Moderated by Manufacturing AUTOMATION editor Kristina Urquhart, the panelists for the final session included:
- Blair de Verteuil, vice-president of operations, Life Sciences, ATS Automation
- David Jeffrey, regional vice-president, Central Canada, Salesforce
- Shelley Fellows, chair, Automate Canada
- Bernadeen McLeod, president and founder, Mentor Works
de Verteuil said that the most important thing for manufacturers to consider during COVID-19 is to know what problem they are trying to fix and to know the objectives of their project in order to receive funding.
“Whether it’s cost-centric, unit cost reduction or a reduction in changeover time, your competition is edging you out,” de Verteuil said. “It’s really difficult to convince anyone internally or organization lenders and grant decision makers to pony up cash unless you really know what you’re selling.”
Jeffrey reiterated de Verteuil’s point, but also emphasized that it is important for manufacturer’s to not just articulate the problem, but to quantify it as well, advising that manufacturers “don’t want to be solving a $10 problem with $100 solution.”
“Sometimes people fail to quantify and you’re using a hammer to swat a fly,” Jeffrey said. “I think that’s something where a lot of companies struggle with cash flow.
“Obviously it’s a difficult thing to get over, but we see status quo as being the strongest gravitational force, the ability to have a vision, understand the problem and have a vision about what you’re going to do to change that.”
When discussing what manufacturers can expect as they start to develop their innovation strategy, Jeffrey said that it’s important for the manufacturing sector to adjust to the changes that COVID-19 has brought on, namely the adjustment of data-driven processes.
“If we fail to adjust and operate with the status quo, you run the risk of going down and unfortunately fear is a big motivator for change,” Jeffrey said. “These models are changing and it’s a huge opportunity, but it’s up to us to make sure we support that with the right types of technology.”
Lookig ahead, Felows said she believes that if the manufacturing industry does not implement changes to their technologies, it will result in a loss of competitiveness.
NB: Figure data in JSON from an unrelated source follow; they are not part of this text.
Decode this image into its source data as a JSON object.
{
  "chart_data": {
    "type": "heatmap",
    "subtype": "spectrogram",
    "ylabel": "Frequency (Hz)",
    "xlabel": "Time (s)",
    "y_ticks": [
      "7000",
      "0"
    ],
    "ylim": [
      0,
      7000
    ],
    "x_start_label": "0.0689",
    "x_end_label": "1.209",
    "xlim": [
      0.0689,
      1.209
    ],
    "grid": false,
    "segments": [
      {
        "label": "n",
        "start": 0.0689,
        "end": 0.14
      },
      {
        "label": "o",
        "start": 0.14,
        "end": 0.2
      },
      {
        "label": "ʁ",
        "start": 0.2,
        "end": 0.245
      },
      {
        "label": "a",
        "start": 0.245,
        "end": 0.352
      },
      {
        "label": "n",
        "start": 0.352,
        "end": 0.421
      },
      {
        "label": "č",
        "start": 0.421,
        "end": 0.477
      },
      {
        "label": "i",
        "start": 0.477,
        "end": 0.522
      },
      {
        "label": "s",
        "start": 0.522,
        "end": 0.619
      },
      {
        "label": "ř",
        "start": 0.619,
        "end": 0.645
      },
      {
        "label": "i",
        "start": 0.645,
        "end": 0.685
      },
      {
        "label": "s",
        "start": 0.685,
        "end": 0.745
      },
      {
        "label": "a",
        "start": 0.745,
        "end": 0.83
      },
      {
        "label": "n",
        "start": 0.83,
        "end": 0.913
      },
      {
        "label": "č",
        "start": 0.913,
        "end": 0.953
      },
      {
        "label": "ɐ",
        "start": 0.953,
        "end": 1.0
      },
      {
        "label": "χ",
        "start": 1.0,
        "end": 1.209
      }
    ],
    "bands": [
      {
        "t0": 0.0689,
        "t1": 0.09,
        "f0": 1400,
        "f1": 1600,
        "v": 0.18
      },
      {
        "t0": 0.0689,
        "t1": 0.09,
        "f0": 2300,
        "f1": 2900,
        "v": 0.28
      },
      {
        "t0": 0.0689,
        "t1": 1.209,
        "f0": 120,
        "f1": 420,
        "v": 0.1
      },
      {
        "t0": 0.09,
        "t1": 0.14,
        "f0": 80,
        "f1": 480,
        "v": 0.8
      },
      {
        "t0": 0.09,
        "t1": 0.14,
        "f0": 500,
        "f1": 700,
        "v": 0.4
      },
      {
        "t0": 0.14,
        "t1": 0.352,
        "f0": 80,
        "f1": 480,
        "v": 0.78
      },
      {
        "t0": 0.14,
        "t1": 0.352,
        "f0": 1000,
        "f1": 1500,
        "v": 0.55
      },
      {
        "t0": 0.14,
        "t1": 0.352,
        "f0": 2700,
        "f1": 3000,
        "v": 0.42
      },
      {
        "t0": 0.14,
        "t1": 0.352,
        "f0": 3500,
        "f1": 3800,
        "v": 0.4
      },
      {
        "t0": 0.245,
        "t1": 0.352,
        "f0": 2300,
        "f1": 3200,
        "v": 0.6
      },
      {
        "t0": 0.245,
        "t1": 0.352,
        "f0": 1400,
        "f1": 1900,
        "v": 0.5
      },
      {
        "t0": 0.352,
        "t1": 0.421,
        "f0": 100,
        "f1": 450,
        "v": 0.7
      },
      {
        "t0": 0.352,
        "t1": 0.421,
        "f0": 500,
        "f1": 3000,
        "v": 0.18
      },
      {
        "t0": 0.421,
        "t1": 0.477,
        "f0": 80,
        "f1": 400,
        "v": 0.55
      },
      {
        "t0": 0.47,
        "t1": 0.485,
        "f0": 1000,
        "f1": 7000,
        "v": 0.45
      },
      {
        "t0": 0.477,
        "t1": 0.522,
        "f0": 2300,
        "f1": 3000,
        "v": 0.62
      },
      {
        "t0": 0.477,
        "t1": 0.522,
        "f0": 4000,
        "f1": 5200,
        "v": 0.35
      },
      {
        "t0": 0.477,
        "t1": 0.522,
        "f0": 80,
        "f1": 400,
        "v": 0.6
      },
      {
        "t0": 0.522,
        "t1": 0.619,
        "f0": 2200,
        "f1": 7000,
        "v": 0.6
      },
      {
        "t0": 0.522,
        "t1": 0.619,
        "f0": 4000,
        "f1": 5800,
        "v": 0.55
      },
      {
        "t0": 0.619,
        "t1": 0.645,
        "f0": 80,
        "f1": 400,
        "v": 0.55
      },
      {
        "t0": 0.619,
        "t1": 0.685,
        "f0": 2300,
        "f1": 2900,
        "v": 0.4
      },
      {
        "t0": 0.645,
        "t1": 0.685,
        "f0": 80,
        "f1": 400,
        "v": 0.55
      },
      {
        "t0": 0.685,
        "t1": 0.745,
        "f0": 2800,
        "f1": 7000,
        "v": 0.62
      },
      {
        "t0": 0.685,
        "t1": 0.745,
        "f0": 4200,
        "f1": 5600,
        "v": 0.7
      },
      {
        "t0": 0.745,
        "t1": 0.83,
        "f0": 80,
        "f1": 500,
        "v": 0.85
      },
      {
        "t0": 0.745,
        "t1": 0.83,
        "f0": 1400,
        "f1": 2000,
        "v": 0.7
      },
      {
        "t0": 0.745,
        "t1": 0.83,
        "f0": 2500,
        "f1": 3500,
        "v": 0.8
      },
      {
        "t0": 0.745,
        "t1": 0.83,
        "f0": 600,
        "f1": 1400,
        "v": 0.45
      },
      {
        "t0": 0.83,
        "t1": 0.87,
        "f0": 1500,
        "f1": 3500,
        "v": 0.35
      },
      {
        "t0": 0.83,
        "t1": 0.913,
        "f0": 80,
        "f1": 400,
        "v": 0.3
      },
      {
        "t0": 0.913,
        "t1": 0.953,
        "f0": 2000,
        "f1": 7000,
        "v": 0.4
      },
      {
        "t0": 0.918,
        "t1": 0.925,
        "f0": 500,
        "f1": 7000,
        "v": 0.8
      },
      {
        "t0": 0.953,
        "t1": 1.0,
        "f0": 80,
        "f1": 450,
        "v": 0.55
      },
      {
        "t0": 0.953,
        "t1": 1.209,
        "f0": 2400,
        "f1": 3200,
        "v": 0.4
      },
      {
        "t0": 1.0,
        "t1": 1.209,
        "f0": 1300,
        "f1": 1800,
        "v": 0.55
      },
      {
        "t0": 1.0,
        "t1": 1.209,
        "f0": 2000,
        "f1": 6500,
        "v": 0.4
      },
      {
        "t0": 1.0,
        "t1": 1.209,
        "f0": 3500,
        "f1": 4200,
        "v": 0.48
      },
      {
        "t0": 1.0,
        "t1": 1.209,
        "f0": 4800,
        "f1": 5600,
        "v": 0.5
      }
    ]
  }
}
To remain competitive, adopting new innovative technologies for the factory floor will help manufacturers survive.
“If our Canadian manufacturers are not adopting the technologies that will help them be more profitable produce a better quality product in a safer manner, more efficient operations, efficient use of resources, they are going to lose ground competitively,” Fellows predicted.
“With the right partners, and the right collaboration and the right companies to collaborate with, manufacturers will be on the right path.”